On voit également Ovida dans une réunion de cellule du parti communiste, et Huguette devant l’école maternelle dont elle fut la directrice jusqu’à la retraite. On voit encore Ovida dans une réunion de transsexuelles à Paris (en 1986 le sujet était encore largement tabou) où apparait furtivement la souffrance de Betty, 26 ans, opérée à 21 ans et rejetée de partout.

Retour dans la maison du couple où Huguette, pour qui cette histoire partagée n’a pas toujours été un chemin de roses, est parfois submergée par l’émotion. Pas facile pour leur fils Jean-Noël d’avoir vu son père devenir femme. « Au début, ma réaction a été violente. » Dans un additif filmé 22 ans après et qui figure sur le DVD, Françoise Romand raconte le tournage et la façon dont Jean-Noël lui dira que le film l’a aidé à comprendre son père.

Je est aussi un autre

Appelez-moi madame est le second film de Françoise Romand. Le premier, Mix up ou Méli-mélo, en 1985, racontait l’histoire de deux familles anglaises au sein desquelles deux femmes accouchent le même jour dans la même clinique mais dont les bébés (des filles) sont échangés par erreur. Vingt ans plus tard, après des années de soupçons pour l’une des deux mères, la vérité éclate et commence alors une série d’allers-retours qui verra les deux familles se rapprocher, trouvant dans cette épreuve une nouvelle richesse. Françoise Romand filme d’une façon volontairement formelle, jouant sur la notion d’échange et de double, tout se mêle, s’entremêle.

Je est aussi un autre, l’identité n’est pas une mais multiple, ne cessent de dire les films de Françoise Romand.
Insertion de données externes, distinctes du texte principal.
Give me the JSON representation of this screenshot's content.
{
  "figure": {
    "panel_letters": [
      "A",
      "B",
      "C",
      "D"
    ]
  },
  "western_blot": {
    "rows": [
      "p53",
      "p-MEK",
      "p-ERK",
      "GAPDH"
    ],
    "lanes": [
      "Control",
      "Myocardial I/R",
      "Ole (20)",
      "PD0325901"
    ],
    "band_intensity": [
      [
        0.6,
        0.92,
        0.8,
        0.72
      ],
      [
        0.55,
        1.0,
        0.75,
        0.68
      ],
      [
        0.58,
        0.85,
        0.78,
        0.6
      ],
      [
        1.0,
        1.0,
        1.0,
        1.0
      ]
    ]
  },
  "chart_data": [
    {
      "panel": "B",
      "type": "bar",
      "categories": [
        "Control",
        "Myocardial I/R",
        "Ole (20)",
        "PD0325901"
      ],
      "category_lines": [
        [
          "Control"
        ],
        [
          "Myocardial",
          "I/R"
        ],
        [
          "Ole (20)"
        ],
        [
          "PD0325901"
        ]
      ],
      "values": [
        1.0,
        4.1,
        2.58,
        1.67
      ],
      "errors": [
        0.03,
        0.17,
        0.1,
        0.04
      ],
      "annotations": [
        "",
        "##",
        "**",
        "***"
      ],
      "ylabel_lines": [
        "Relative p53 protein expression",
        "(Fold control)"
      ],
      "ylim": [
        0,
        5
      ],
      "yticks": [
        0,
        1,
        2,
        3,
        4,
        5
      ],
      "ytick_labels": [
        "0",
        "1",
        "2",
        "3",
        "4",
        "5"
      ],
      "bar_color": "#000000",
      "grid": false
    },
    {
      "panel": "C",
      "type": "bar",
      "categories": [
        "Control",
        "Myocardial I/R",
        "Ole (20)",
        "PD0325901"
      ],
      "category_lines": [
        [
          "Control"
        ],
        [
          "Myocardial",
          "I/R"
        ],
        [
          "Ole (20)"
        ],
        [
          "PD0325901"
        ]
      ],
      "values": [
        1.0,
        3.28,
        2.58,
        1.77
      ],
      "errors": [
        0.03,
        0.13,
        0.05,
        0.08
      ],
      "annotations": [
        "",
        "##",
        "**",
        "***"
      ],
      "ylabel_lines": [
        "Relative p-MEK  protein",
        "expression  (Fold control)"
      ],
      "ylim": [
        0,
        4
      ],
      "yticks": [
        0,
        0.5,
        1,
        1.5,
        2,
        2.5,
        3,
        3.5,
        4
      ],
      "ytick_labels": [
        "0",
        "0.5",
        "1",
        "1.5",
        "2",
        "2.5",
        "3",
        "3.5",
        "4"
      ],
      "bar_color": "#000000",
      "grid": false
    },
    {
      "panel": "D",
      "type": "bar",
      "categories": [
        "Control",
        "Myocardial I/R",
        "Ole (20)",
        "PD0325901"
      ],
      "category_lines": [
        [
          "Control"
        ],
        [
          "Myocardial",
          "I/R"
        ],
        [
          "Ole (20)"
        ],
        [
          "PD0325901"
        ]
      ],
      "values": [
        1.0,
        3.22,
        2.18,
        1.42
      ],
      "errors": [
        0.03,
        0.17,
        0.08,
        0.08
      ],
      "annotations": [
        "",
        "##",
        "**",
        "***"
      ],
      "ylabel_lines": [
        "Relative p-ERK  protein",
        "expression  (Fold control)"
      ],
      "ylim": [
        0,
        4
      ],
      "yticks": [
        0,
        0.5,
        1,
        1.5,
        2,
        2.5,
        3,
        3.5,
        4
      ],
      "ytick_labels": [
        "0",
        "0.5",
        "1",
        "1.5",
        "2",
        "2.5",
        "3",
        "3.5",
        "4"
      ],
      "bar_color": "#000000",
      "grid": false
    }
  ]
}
C’est ce qu’elle raconte aussi  dans l’étonnant Thème je (1999-2011), où elle nous embarque du côté de la Ciotat où vit son père, sa mère et une partie de sa famille. L’un des ses arrière-grands-pères était l’homme à tout faire des frères Lumière, l’inspirateur du fameux arroseur arrosé. Françoise Romand re-filme la scène dans le jardin parental, et se filme aussi, sans caméra cachée, au contraire, avec caméra affirmée, sans narcissisme et sans concession. Le cadre fixe chez elle est une morale et une scène où composer le réel et son théâtre dont elle traque les êtres aux identités complexes, décomposées et recomposées.

Rencontres du cinéma documentaire de Montreuil sur le thème Féminin-Masculin, du 6 au 16 octobre au cinéma Le Méliès. Programme détaillé sur le site. Appelez-moi madame sera projeté le mardi 11 à 19h, suivi de l’avant-première du film Dernières nouvelles du Cosmos de Julie Bertucelli sur Babouillec dont les écrits avaient inspiré un spectacle à Pierre Meunier (lire ici).